[PATCH 00/12] acl: remove remaining posix acl handlers
Christian Brauner
brauner at kernel.org
Mon Jan 30 02:23:22 PST 2023
On Mon, Jan 30, 2023 at 10:16:15AM +0100, Christoph Hellwig wrote:
> On Mon, Jan 30, 2023 at 10:10:52AM +0100, Christian Brauner wrote:
> > However, a few filesystems still rely on the ->list() method of the
> > generix POSIX ACL xattr handlers in their ->listxattr() inode operation.

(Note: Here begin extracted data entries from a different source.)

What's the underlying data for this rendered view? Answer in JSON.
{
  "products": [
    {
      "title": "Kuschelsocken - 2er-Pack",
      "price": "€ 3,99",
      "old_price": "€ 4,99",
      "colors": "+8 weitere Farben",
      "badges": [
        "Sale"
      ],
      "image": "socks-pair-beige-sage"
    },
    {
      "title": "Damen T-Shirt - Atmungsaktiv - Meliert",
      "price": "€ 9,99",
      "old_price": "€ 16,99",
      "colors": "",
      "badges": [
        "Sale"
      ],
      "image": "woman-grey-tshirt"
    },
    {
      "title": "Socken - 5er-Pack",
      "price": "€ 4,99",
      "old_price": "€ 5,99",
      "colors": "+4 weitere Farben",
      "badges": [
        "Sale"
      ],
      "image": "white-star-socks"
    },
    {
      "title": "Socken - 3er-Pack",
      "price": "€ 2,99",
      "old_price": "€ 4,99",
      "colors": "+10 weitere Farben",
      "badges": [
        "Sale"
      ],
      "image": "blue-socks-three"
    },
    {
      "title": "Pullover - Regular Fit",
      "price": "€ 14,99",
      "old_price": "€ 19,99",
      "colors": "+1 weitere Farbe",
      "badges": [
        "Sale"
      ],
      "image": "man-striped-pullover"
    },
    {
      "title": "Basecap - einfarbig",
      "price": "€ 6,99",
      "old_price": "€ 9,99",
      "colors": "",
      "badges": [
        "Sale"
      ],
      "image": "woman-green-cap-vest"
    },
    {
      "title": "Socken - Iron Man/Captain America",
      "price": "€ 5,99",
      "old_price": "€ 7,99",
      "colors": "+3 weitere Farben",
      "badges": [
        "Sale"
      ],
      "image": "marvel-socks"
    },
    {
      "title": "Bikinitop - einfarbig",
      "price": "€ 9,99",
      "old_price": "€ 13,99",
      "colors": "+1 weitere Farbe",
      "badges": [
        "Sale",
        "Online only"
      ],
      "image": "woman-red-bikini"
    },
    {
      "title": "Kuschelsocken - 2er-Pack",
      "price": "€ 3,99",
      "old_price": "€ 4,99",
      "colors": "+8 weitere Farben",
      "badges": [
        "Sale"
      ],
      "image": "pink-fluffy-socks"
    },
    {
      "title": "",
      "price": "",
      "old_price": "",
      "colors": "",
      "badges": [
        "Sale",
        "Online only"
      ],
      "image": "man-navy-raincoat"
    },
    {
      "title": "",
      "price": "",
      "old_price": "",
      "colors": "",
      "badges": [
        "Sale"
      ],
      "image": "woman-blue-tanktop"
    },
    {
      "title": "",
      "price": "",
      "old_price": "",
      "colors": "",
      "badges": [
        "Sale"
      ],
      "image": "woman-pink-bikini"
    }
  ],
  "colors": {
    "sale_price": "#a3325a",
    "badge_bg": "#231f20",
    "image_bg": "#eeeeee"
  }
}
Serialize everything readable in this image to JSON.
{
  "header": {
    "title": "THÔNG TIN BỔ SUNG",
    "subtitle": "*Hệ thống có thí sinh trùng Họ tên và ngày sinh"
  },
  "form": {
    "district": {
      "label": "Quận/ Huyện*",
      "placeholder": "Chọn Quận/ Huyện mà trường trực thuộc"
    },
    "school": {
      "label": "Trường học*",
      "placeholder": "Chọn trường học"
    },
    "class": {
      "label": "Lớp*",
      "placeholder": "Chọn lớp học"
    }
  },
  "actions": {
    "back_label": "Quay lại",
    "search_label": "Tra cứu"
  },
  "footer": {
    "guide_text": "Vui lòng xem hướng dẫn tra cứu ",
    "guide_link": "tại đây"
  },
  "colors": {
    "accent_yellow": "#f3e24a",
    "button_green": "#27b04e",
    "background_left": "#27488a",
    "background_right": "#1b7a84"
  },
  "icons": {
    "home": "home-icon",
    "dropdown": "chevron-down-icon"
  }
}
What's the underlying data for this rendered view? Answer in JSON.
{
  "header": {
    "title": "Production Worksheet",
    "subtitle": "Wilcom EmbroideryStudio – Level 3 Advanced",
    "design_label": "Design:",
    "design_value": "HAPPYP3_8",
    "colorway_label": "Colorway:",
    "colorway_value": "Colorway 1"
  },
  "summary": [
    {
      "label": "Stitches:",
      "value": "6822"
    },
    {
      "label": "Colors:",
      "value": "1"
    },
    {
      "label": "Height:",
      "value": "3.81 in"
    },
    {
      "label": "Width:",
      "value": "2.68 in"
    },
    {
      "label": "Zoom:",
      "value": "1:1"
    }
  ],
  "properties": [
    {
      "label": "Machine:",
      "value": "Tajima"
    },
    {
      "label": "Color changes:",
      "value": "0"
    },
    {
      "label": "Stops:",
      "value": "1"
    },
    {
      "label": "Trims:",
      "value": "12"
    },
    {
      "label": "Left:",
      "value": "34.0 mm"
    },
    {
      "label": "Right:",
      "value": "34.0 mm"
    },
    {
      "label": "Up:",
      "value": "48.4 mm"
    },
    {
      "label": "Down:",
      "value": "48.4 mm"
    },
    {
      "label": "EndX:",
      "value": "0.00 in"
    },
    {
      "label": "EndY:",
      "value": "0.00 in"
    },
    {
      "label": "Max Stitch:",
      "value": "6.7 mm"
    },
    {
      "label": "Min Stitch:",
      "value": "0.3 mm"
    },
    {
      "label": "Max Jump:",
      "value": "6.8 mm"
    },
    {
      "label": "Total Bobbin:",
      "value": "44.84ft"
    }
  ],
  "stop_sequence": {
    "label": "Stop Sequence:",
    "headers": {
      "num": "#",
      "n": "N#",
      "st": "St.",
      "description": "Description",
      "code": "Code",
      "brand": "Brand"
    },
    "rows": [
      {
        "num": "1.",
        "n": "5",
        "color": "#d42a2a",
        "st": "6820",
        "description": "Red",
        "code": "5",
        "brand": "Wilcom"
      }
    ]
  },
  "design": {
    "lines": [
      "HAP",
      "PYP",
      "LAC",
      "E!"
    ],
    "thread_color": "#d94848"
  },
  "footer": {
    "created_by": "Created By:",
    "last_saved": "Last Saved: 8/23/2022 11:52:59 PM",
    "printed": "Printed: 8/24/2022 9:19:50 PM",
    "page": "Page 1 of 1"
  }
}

> > This is a very limited set of filesystems. For most of them there is no
> > dependence on the generic POSIX ACL xattr handler in any way.
> >
> > In addition, during inode initalization in inode_init_always() the
> > registered xattr handlers in sb->s_xattr are used to raise IOP_XATTR in
> > inode->i_opflags.
> >
> > With the incoming removal of the legacy POSIX ACL handlers it is at
> > least possible for a filesystem to only implement POSIX ACLs but no
> > other xattrs. If that were to happen we would miss to raise IOP_XATTR
> > because sb->s_xattr would be NULL. While there currently is no such
> > filesystem we should still make sure that this just works should it ever
> > happen in the future.
>
> Now the real questions is: do we care? Once Posix ACLs use an
> entirely separate path, nothing should rely on IOP_XATTR for them.
> So instead I think we're better off auditing all users of IOP_XATTR
> and making sure that nothing relies on them for ACLs, as we've very
> much split the VFS concept of ACLs from that from xattrs otherwise.
I had a patch like that but some filesystems create inodes that
explicitly remove IOP_XATTR to prevent any xattrs from being set on
specific inodes. I remember this for at least reiserfs and btrfs.
So we would probably need IOP_NOACL that can be raised by a filesystem
to explicitly opt out of them for specific inodes. That's probably fine
and avoids having to introduce something like SB_I_XATTR.